3.  The film thing.  If you polled your students right now, many of you would find out just how many of them prefer to do "film" stuff, and not "journalism" stuff.  Kids are into film.  They really like making short movies.  Do you embrace this?  Is it time to surrender, to set aside all that journalism you try to do, and give the creative types the freedom to follow their passion?  SOLUTION:  In high school, we have the luxury of doing both.  We can maintain a journalism class that occasionally steps into the movie-making world.  It can be a great change of pace.  It also is playing fair with the film-ish students.  They do journalism part of the time, with the understanding they can have time to create a short movie for a contest or screening down the road.  I think we can meet kids part-way on this.  Best case scenario, kids from both sides learn to appreciate the other.

2.  To enter or not to enter.  There are contests for broadcast and video production all over the place.  Teachers can submit student videos every week somewhere, it seems.  Should you?  It is always a good idea to seek outside feedback on your work.  Many of the contests provide this in the form of critiques (STN, JEA, ASB all do this with their contests).  SOLUTION:  Instead of contests driving your productions, consider making contests an afterthought.  Approach it like this:  "Hey, if we do some really good work, I will see about submitting it."  Make contest submissions the icing on the cake.  Make doing good work the constant goal in your program.  Applaud improvement and effort.  Not everyone needs a certificate.  They do need a teacher's encouragement now and then.

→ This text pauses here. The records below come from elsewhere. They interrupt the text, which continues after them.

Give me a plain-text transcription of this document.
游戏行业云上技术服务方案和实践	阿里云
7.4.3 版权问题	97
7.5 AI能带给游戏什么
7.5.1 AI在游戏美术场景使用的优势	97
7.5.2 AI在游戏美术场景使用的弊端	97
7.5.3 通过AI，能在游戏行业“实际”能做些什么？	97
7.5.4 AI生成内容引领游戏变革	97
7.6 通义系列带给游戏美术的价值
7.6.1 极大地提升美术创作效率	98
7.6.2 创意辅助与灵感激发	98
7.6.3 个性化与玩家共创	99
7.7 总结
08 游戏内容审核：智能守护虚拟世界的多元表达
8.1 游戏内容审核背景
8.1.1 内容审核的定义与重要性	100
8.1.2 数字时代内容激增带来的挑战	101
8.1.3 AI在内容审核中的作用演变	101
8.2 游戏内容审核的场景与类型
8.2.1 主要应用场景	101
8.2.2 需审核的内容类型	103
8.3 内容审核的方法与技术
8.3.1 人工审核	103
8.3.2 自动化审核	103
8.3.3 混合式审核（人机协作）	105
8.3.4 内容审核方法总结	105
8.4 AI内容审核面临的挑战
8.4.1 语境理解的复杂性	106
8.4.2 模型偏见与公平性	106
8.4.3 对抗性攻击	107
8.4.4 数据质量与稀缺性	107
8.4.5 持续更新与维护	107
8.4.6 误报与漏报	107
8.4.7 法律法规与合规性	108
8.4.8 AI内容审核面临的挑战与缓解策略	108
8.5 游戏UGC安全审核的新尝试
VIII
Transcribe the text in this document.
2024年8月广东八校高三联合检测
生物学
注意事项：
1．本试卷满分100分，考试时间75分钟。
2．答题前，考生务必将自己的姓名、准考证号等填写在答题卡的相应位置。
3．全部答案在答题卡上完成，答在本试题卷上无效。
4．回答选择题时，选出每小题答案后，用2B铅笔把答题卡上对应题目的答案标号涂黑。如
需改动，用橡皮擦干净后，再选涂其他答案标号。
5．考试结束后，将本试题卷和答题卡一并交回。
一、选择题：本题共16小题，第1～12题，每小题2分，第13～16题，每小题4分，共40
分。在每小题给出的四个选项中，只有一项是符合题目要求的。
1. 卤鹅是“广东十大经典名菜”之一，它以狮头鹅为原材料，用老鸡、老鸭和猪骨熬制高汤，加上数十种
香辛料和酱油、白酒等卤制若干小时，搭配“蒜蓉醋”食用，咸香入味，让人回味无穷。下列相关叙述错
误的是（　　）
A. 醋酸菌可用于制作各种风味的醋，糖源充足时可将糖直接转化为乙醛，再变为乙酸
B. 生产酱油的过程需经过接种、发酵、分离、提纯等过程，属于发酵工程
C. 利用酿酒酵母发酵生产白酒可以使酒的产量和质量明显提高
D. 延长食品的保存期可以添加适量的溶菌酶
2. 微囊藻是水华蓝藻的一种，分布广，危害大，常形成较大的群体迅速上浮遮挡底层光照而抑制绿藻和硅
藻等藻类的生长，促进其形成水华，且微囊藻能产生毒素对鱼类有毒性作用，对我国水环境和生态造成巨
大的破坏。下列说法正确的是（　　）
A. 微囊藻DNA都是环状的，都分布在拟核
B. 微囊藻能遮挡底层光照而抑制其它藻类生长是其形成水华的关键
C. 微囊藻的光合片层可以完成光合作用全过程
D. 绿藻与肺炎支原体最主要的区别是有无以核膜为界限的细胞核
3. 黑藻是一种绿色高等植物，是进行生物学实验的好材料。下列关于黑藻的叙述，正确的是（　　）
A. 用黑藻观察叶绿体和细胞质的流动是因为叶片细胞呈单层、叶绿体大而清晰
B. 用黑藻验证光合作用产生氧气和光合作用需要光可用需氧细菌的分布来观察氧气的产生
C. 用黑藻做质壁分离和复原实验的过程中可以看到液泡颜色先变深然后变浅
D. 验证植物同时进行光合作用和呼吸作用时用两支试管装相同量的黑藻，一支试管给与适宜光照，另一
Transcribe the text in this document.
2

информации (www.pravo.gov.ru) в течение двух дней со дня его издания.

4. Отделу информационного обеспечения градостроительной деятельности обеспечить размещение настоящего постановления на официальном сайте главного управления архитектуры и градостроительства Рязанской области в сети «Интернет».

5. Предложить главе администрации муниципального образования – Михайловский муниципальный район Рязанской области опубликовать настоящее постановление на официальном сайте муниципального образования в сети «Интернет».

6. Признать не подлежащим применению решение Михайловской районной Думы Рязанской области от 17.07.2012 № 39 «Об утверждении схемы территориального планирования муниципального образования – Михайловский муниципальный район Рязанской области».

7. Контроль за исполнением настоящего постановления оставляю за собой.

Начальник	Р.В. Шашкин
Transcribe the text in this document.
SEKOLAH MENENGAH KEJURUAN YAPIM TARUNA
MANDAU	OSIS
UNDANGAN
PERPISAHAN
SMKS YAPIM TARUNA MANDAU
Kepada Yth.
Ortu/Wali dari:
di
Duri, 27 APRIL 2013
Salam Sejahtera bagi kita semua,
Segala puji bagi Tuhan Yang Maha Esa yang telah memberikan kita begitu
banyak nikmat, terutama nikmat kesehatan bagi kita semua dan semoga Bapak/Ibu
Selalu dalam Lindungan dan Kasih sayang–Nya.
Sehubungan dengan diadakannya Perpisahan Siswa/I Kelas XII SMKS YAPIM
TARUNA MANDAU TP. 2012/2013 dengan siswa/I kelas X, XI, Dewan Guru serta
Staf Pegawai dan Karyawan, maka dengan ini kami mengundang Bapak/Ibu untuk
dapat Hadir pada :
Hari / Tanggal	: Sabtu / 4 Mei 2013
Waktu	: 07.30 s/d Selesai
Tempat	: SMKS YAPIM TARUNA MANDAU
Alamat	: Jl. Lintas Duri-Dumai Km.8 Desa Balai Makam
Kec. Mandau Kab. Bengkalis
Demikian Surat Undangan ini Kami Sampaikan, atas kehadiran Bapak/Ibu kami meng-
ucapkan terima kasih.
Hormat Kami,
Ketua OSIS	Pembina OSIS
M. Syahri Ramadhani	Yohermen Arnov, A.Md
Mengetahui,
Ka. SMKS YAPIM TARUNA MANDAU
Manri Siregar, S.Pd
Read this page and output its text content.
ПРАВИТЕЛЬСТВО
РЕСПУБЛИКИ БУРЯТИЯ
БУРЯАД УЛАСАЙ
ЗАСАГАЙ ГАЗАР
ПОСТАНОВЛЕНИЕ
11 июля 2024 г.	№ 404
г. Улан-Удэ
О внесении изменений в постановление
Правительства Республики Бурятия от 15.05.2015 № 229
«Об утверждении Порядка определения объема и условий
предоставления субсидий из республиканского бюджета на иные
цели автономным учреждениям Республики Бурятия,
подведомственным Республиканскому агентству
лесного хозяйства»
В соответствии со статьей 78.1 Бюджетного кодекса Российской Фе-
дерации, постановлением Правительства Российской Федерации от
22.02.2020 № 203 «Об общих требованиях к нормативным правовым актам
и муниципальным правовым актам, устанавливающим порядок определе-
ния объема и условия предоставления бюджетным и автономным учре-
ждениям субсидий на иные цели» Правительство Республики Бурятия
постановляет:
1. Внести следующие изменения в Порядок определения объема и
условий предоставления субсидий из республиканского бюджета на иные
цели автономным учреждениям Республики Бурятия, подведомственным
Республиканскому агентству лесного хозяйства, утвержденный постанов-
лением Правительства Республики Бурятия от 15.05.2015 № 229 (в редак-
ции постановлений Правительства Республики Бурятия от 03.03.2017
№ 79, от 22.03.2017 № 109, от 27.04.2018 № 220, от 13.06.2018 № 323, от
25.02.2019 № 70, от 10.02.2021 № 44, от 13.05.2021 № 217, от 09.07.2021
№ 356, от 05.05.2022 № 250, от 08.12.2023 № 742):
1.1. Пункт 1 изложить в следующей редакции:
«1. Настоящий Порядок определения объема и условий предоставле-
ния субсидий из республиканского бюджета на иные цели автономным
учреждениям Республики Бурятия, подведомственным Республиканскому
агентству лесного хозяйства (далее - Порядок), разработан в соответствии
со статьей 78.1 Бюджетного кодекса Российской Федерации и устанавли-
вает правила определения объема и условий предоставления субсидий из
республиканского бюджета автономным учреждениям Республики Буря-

1.  Grading.  Yes, grading is a fact of life for all teachers.  How fun is it when so much of what your kids produce for your class has to be graded subjectively?  We battle this all the time--how to give a fair assessment of student work in video classes.  SOLUTION:  Grade the process, not the result.  You can have daily or weekly grades to reflect the progress of a production.  You can also use a checklist for the project, grading kids for meeting a number of small deadlines (shot list composed, interview conducted, clips organized, script drafted, etc.).  Then, of course, you can give some sort of grade for the final project, but maybe it should not be worth more than the process grades.  In other words, grade the journey, not the destination.